Cara untuk menghilangkan kecemasan, ketakutan atau menyadarkan akan pentingnya

rasa bertanggung jawab pada anak, adakalanya tidak harus dengan mengatakan langsung atau

memvonis anak telah bersalah dengan perkataan yang dapat memojokkan anak. Melainkan, kita

dapat mempergunakan perumpamaan. Misalnya, kita dapat bercerita atau mendongeng pada anak

tentang cerita yang mengandung nilai-nilai ksatriaan.

Nah, jika anak merasa tertarik dan tergugah perhatiannya akan nilai-nilai ksatriaan, tentu

akan dapat merasakan, bahwa apa yang telah diperbuatnya ternyata salah, tidak baik dan dapat

merugikan orang lain. Dalam menuturkan cerita, kita harus piawai menyertakan anak dalam alur

cerita, sehingga anak terlibat dalam mencerna nilai-nilai positif yang akan kita sampaikan

padanya. Kita dapat menggiring pendapat anak akan pentingnya memiliki rasa tanggung jawab

atas perbuatannya. Begitu juga, kita dapat menggiring anak, untuk merasa tertantang mencari

“cara”, agar dirinya dapat “diterima” dengan terbuka oleh teman-temannya maupun orang lain.

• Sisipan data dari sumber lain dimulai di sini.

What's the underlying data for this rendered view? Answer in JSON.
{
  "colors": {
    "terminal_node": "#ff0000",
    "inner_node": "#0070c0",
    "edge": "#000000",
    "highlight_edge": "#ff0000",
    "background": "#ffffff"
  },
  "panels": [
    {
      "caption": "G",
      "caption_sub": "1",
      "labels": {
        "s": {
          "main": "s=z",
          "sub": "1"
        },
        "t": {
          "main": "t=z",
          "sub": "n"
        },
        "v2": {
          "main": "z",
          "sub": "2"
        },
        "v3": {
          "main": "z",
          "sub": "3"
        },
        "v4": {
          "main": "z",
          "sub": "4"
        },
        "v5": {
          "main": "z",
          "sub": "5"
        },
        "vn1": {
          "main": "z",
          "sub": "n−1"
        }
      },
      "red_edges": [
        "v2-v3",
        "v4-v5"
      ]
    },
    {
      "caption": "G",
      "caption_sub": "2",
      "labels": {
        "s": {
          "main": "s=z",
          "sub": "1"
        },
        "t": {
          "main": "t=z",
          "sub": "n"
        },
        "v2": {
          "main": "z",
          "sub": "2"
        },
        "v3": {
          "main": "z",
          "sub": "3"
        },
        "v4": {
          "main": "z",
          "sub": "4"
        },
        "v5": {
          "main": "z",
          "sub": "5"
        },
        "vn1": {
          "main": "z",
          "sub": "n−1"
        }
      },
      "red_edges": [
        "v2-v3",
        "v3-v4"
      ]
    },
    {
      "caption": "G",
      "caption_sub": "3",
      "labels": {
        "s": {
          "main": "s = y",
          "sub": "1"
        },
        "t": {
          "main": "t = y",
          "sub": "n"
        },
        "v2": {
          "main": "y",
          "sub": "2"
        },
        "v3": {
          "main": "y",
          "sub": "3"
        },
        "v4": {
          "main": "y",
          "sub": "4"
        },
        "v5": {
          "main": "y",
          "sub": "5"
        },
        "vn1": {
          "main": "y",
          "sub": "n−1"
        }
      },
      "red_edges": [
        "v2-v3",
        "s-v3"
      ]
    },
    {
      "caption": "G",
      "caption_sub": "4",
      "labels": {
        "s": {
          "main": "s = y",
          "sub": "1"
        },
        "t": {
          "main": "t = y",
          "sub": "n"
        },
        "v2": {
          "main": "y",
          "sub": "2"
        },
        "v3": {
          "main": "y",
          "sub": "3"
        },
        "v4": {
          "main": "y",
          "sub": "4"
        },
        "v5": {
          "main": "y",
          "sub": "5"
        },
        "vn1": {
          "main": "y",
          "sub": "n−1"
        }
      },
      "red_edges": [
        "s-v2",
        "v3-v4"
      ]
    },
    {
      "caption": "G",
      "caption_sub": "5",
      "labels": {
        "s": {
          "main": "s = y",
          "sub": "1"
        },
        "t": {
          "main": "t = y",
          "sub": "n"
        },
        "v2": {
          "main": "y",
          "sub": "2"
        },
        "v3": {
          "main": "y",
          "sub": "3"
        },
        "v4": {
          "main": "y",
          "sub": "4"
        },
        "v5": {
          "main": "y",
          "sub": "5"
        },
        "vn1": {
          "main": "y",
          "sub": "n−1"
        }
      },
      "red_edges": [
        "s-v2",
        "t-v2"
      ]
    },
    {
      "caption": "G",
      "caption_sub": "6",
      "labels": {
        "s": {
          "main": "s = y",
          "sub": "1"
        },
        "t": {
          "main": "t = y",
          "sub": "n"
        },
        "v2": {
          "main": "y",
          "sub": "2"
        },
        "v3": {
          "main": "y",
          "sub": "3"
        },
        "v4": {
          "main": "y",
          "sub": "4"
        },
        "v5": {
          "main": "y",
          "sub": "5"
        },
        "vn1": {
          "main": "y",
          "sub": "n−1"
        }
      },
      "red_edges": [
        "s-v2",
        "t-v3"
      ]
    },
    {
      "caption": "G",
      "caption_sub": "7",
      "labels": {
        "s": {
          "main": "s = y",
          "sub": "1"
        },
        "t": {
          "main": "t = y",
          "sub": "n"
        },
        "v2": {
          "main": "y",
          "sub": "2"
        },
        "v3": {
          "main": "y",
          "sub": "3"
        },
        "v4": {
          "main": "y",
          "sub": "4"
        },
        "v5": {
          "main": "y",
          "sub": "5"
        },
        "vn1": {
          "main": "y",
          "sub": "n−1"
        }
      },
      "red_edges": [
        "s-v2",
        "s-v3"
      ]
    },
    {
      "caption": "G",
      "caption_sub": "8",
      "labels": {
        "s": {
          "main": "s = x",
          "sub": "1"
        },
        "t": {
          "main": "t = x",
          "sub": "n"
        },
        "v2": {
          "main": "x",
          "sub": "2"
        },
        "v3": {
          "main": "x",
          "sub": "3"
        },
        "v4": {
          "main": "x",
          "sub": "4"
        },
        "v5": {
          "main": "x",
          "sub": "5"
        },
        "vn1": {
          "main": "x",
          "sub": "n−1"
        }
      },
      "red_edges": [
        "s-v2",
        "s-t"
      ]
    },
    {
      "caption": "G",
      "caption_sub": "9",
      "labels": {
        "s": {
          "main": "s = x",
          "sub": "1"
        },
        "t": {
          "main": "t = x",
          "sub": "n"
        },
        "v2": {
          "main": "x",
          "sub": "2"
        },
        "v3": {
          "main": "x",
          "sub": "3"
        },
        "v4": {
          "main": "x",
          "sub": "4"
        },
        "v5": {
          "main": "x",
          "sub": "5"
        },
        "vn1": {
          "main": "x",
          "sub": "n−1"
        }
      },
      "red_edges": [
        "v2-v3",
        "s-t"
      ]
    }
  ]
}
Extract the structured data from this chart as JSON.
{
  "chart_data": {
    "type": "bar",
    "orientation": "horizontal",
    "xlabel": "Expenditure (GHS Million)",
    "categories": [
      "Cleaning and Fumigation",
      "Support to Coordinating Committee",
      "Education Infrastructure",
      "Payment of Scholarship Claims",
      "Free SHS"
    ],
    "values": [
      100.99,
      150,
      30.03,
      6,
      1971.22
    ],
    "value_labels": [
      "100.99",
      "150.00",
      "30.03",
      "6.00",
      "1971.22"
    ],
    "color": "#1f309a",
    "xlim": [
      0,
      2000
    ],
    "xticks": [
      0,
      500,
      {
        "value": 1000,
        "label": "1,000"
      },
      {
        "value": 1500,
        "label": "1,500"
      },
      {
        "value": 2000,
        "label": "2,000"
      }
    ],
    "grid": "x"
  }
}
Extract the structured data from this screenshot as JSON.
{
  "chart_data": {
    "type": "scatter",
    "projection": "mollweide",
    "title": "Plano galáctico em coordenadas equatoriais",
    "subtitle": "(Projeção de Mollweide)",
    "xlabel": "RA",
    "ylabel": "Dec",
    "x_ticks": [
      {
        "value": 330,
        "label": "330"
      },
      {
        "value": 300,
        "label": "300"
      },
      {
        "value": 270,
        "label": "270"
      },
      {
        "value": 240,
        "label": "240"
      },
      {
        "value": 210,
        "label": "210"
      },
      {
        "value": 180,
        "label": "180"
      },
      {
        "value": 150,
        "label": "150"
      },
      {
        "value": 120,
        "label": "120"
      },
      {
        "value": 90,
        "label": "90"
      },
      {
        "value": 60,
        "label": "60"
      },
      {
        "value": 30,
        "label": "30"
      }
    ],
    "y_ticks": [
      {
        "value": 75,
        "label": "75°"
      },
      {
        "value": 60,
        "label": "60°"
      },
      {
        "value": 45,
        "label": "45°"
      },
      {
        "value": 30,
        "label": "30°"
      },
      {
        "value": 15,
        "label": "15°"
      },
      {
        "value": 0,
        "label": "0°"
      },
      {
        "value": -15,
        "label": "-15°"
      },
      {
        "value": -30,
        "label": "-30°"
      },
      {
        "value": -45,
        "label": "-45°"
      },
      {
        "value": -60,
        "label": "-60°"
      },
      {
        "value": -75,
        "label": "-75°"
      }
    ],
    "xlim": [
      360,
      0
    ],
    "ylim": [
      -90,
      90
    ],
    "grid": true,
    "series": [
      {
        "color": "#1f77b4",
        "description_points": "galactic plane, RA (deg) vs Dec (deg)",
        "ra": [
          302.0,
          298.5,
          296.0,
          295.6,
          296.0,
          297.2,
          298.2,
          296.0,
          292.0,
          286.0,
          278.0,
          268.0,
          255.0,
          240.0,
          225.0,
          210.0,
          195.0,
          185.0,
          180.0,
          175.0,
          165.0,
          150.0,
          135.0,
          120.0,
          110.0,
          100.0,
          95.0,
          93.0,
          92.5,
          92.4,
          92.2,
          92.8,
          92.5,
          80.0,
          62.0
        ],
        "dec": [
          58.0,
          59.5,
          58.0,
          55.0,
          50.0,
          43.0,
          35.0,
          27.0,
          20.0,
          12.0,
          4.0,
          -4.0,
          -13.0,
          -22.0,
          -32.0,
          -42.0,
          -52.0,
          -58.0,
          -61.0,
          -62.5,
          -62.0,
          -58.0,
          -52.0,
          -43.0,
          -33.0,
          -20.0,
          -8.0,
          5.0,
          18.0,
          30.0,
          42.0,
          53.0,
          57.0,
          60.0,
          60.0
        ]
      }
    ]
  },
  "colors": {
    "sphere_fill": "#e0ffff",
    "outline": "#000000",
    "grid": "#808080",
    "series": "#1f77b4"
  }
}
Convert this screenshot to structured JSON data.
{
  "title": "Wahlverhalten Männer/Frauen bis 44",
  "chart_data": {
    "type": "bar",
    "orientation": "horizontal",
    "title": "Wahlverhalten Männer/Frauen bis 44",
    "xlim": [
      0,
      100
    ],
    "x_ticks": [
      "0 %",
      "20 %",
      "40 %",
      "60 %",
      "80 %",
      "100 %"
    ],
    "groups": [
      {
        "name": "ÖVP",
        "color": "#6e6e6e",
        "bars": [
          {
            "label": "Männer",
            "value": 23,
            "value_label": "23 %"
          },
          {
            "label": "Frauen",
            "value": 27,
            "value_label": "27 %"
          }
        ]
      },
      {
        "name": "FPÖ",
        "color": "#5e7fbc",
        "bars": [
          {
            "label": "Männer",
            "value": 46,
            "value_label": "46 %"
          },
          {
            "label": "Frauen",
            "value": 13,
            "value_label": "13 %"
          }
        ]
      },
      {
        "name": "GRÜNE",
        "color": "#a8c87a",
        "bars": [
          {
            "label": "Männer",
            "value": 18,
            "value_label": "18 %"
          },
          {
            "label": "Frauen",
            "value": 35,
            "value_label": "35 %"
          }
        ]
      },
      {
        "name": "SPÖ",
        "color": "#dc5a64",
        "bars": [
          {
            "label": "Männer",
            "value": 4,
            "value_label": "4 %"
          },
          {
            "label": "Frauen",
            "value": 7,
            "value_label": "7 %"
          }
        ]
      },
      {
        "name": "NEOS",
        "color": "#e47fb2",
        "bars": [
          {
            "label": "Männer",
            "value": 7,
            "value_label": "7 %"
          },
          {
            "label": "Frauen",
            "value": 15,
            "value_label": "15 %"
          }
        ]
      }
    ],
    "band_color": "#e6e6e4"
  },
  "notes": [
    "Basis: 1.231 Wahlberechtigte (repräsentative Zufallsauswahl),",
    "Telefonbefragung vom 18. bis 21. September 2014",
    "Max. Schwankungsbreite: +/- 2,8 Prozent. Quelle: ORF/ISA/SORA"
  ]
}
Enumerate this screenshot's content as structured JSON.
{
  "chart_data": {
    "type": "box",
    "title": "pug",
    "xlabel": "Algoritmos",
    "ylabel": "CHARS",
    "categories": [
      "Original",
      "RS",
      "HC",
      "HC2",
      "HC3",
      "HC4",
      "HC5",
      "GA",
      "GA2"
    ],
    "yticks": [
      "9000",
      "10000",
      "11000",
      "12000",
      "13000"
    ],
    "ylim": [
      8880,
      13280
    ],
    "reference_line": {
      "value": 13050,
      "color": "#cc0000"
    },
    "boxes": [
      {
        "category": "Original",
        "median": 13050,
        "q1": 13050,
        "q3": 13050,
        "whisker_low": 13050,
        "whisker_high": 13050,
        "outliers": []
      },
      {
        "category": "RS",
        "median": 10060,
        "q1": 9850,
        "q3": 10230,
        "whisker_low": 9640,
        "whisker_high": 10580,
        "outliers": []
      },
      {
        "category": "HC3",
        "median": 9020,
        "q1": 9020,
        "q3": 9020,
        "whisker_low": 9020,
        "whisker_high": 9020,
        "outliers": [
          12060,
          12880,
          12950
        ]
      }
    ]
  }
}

Dengan kata lain, merangsang inspirasi pada anak untuk “memikirkan cara”, agar dirinya dapat

dengan mudah di terima dalam kelompok bermain dengan sikap terbuka. Untuk itu, kunci

utamanya dapat kita tuturkan, bahwa anak harus bersedia dengan tulus untuk mau mengucapkan

kata “maaf” dari lubuk hatinya pada teman-temannya.

Jika anak telah berani mengungkapkan rasa bersalahnya, maka berarti anak pun telah

berhasil membongkar atau menyingkirkan beban perasaannya, sehingga diharapkan timbulnya

sikap optimisme anak untuk dapat berinteraksi atau bergaul dengan orang lain. Begitu juga, sikap

bertanggung jawab yang dipertunjukkan anak dapat mengundang simpati orang lain padanya,

sehingga membuka pintu “penerimaan” teman-temannya untuk bermain atau bergaul.

Page 4: Mengatasi Anak Kurang Gaul

Kalau perasaan malu anak itu bersumber dari rasa kurang percaya diri atau rasa

memiliki kemampuan yang di bawah standar, maka perlu diusahakan untuk memberi

dukungan emosional pada anak, agar dirinya tidak selalu memandang rendah dirinya maupun

kemampuannya. Perlu diingatkan atau dibangkitkan kesadaran serta semangat anak, bahwa

dirinya masih memiliki potensi yang sama baik dengan orang lain.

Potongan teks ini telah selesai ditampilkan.